Une inquiétude partagée par les enseignants

Présidente de l'Association des enseignantes et enseignants franco-ontariens (AEFO), Anne Vinet-Roy signale que, de leur côté, les enseignants vivent beaucoup de stress.

Il faut comprendre que nos membres qui œuvrent auprès des élèves aux besoins particuliers doivent non seulement se préparer pour accueillir les élèves en toute sécurité, mais aussi s’assurer qu’ils ont l’appui et les outils nécessaires pour livrer un programme d’apprentissage de qualité et répondre pleinement aux besoins de leurs élèves dans un environnement des plus sécuritaires.

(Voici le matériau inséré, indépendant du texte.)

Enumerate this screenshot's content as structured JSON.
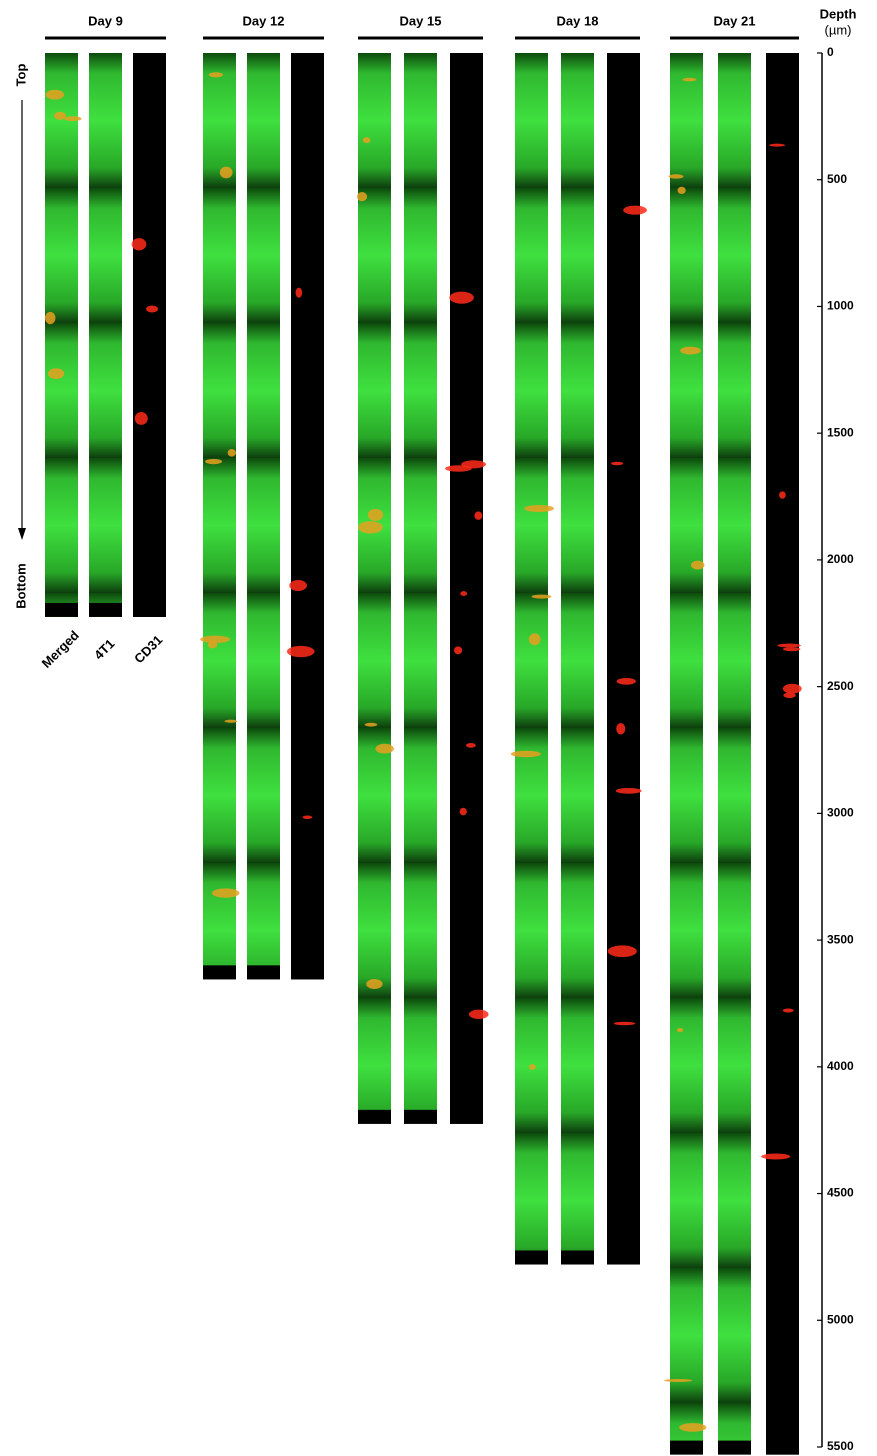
{
  "figure": {
    "panels": [
      {
        "label": "Day 9",
        "depth": 2225
      },
      {
        "label": "Day 12",
        "depth": 3655
      },
      {
        "label": "Day 15",
        "depth": 4225
      },
      {
        "label": "Day 18",
        "depth": 4780
      },
      {
        "label": "Day 21",
        "depth": 5530
      }
    ],
    "channels": [
      "Merged",
      "4T1",
      "CD31"
    ],
    "direction": {
      "top": "Top",
      "bottom": "Bottom"
    },
    "axis": {
      "title": "Depth",
      "unit": "(µm)",
      "lim": [
        0,
        5500
      ],
      "ticks": [
        0,
        500,
        1000,
        1500,
        2000,
        2500,
        3000,
        3500,
        4000,
        4500,
        5000,
        5500
      ]
    }
  }
}
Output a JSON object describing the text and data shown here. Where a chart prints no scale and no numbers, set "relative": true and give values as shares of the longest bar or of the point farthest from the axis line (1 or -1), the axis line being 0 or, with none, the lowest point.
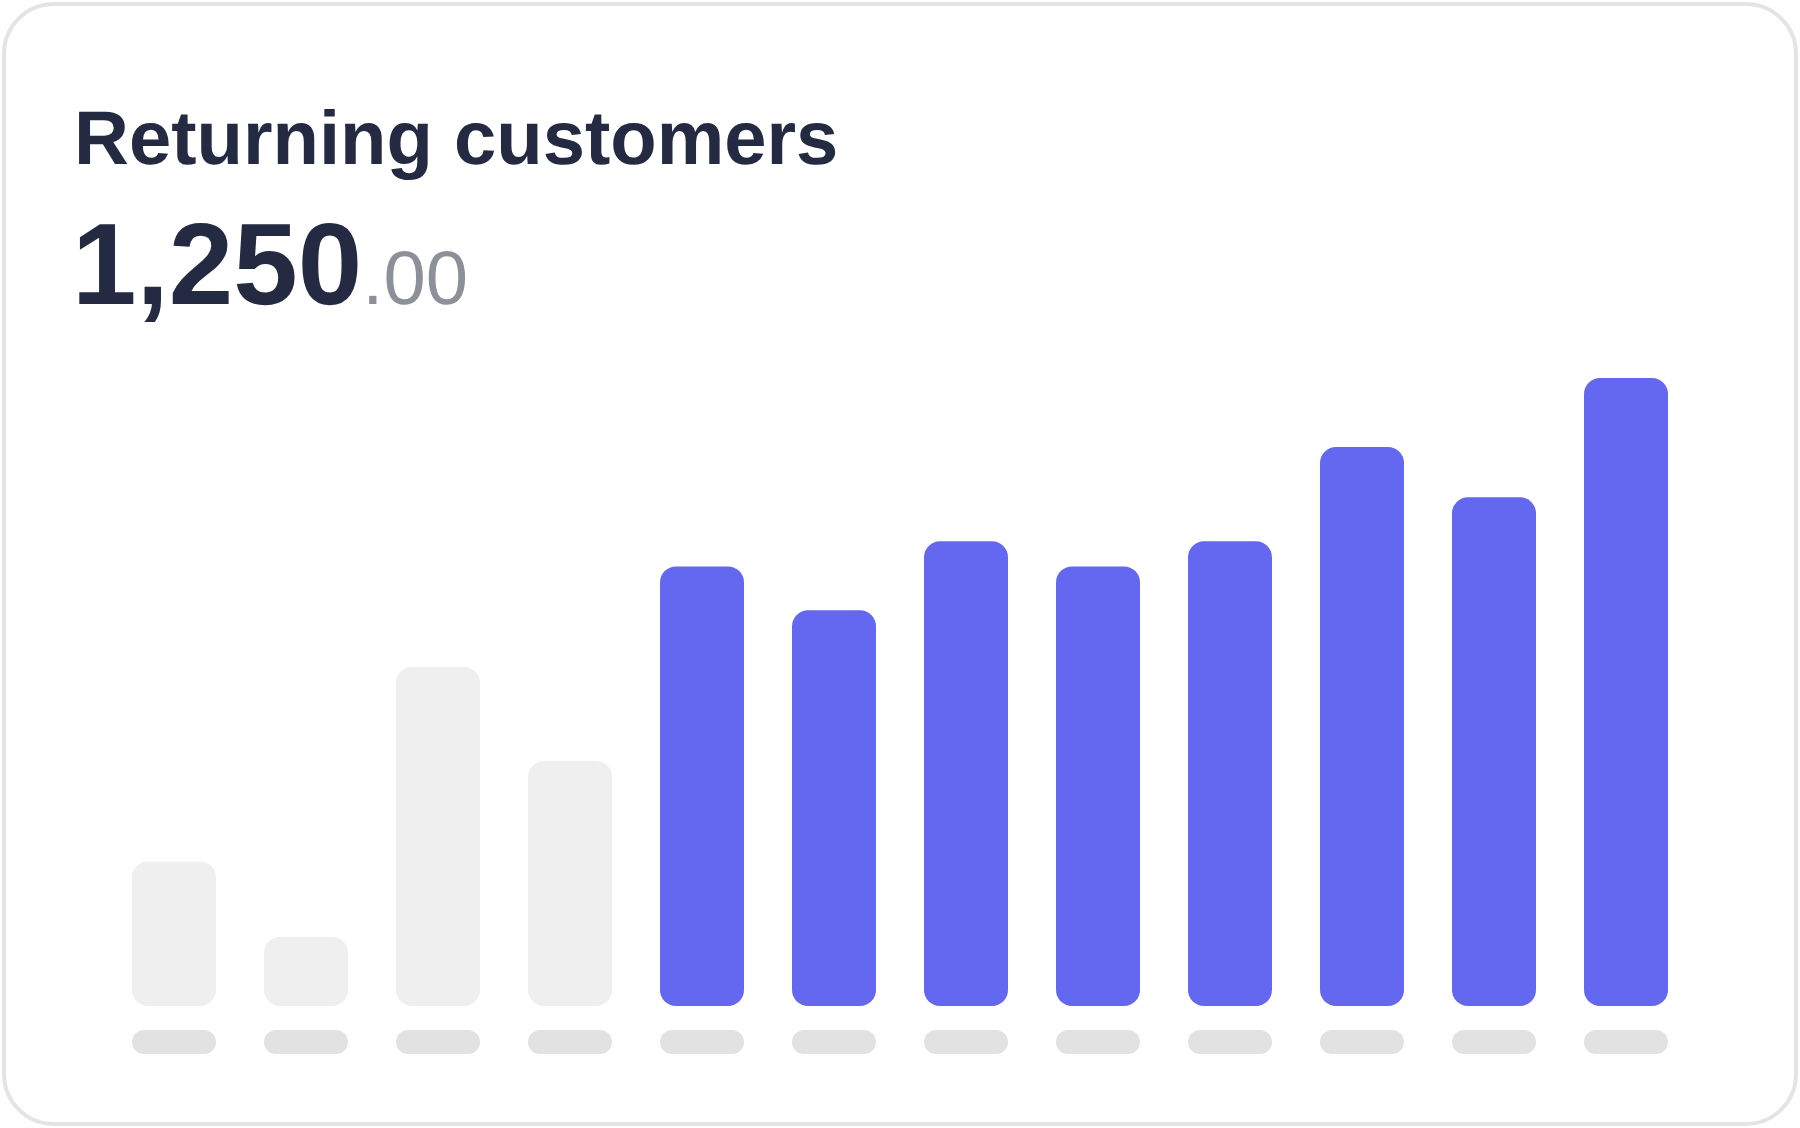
{
  "chart_data": {
    "type": "bar",
    "title": "Returning customers",
    "subtitle": "1,250.00",
    "categories": [
      null,
      null,
      null,
      null,
      null,
      null,
      null,
      null,
      null,
      null,
      null,
      null
    ],
    "values": [
      0.23,
      0.11,
      0.54,
      0.39,
      0.7,
      0.63,
      0.74,
      0.7,
      0.74,
      0.89,
      0.81,
      1
    ],
    "colors": [
      "#efefef",
      "#efefef",
      "#efefef",
      "#efefef",
      "#6468f0",
      "#6468f0",
      "#6468f0",
      "#6468f0",
      "#6468f0",
      "#6468f0",
      "#6468f0",
      "#6468f0"
    ],
    "relative": true
  }
}
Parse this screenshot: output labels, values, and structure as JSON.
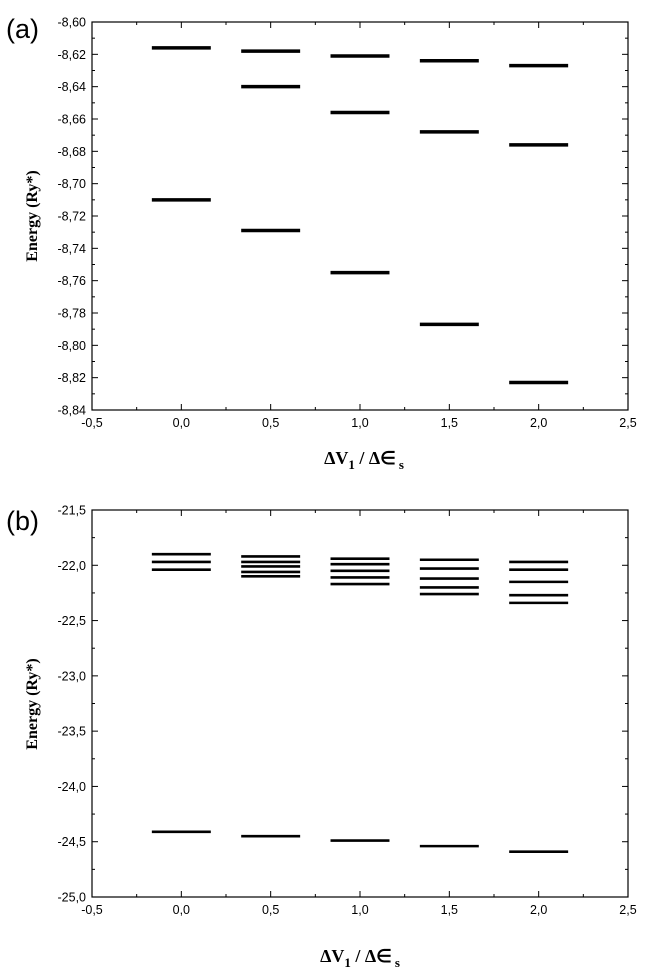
{
  "chart_data": [
    {
      "panel_label": "(a)",
      "type": "scatter",
      "mark": "horizontal-level",
      "xlabel_main": "ΔV",
      "xlabel_sub": "1",
      "xlabel_mid": " / Δ∈",
      "xlabel_sub2": "s",
      "ylabel": "Energy (Ry*)",
      "xlim": [
        -0.5,
        2.5
      ],
      "ylim": [
        -8.84,
        -8.6
      ],
      "x_ticks": [
        -0.5,
        0.0,
        0.5,
        1.0,
        1.5,
        2.0,
        2.5
      ],
      "x_tick_labels": [
        "-0,5",
        "0,0",
        "0,5",
        "1,0",
        "1,5",
        "2,0",
        "2,5"
      ],
      "y_ticks": [
        -8.6,
        -8.62,
        -8.64,
        -8.66,
        -8.68,
        -8.7,
        -8.72,
        -8.74,
        -8.76,
        -8.78,
        -8.8,
        -8.82,
        -8.84
      ],
      "y_tick_labels": [
        "-8,60",
        "-8,62",
        "-8,64",
        "-8,66",
        "-8,68",
        "-8,70",
        "-8,72",
        "-8,74",
        "-8,76",
        "-8,78",
        "-8,80",
        "-8,82",
        "-8,84"
      ],
      "level_half_width": 0.165,
      "series": [
        {
          "x": 0.0,
          "values": [
            -8.616,
            -8.71
          ]
        },
        {
          "x": 0.5,
          "values": [
            -8.618,
            -8.64,
            -8.729
          ]
        },
        {
          "x": 1.0,
          "values": [
            -8.621,
            -8.656,
            -8.755
          ]
        },
        {
          "x": 1.5,
          "values": [
            -8.624,
            -8.668,
            -8.787
          ]
        },
        {
          "x": 2.0,
          "values": [
            -8.627,
            -8.676,
            -8.823
          ]
        }
      ]
    },
    {
      "panel_label": "(b)",
      "type": "scatter",
      "mark": "horizontal-level",
      "xlabel_main": "ΔV",
      "xlabel_sub": "1",
      "xlabel_mid": " / Δ∈",
      "xlabel_sub2": "s",
      "ylabel": "Energy (Ry*)",
      "xlim": [
        -0.5,
        2.5
      ],
      "ylim": [
        -25.0,
        -21.5
      ],
      "x_ticks": [
        -0.5,
        0.0,
        0.5,
        1.0,
        1.5,
        2.0,
        2.5
      ],
      "x_tick_labels": [
        "-0,5",
        "0,0",
        "0,5",
        "1,0",
        "1,5",
        "2,0",
        "2,5"
      ],
      "y_ticks": [
        -21.5,
        -22.0,
        -22.5,
        -23.0,
        -23.5,
        -24.0,
        -24.5,
        -25.0
      ],
      "y_tick_labels": [
        "-21,5",
        "-22,0",
        "-22,5",
        "-23,0",
        "-23,5",
        "-24,0",
        "-24,5",
        "-25,0"
      ],
      "level_half_width": 0.165,
      "series": [
        {
          "x": 0.0,
          "values": [
            -21.9,
            -21.97,
            -22.04,
            -24.41
          ]
        },
        {
          "x": 0.5,
          "values": [
            -21.92,
            -21.97,
            -22.01,
            -22.06,
            -22.1,
            -24.45
          ]
        },
        {
          "x": 1.0,
          "values": [
            -21.94,
            -21.99,
            -22.05,
            -22.11,
            -22.17,
            -24.49
          ]
        },
        {
          "x": 1.5,
          "values": [
            -21.95,
            -22.03,
            -22.12,
            -22.2,
            -22.26,
            -24.54
          ]
        },
        {
          "x": 2.0,
          "values": [
            -21.97,
            -22.04,
            -22.15,
            -22.27,
            -22.34,
            -24.59
          ]
        }
      ]
    }
  ]
}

Cela fait en sorte que plusieurs de ces membres vivent encore plus de stress, d’anxiété et d’inquiétude cette année, peut-on lire dans un courriel adressé à Radio-Canada.

Des stratégies

Directrice de l'éducation au Conseil des écoles publiques de l’est de l’Ontario (CEPEO), Sylvie Tremblay détaille les stratégies mises en place pour accueillir les élèves qui ont des besoins particuliers.

À compter du milieu du mois d’août, il était possible pour certains élèves d’être accompagnés par des membres du personnel, aller à leur école, voir de quoi avaient l’air les mesures de prévention mises en place, qu’on leur explique les routines. L'idée est de les familiariser avec cet environnement, explique-t-elle.

Mme Tremblay précise que le ratio adulte-élève est plus grand dans les écoles qui accueillent ces élèves et que plus d'employés ont été embauchés pour l'heure du dîner afin de prêter main-forte dans la gestion des routines d’hygiène.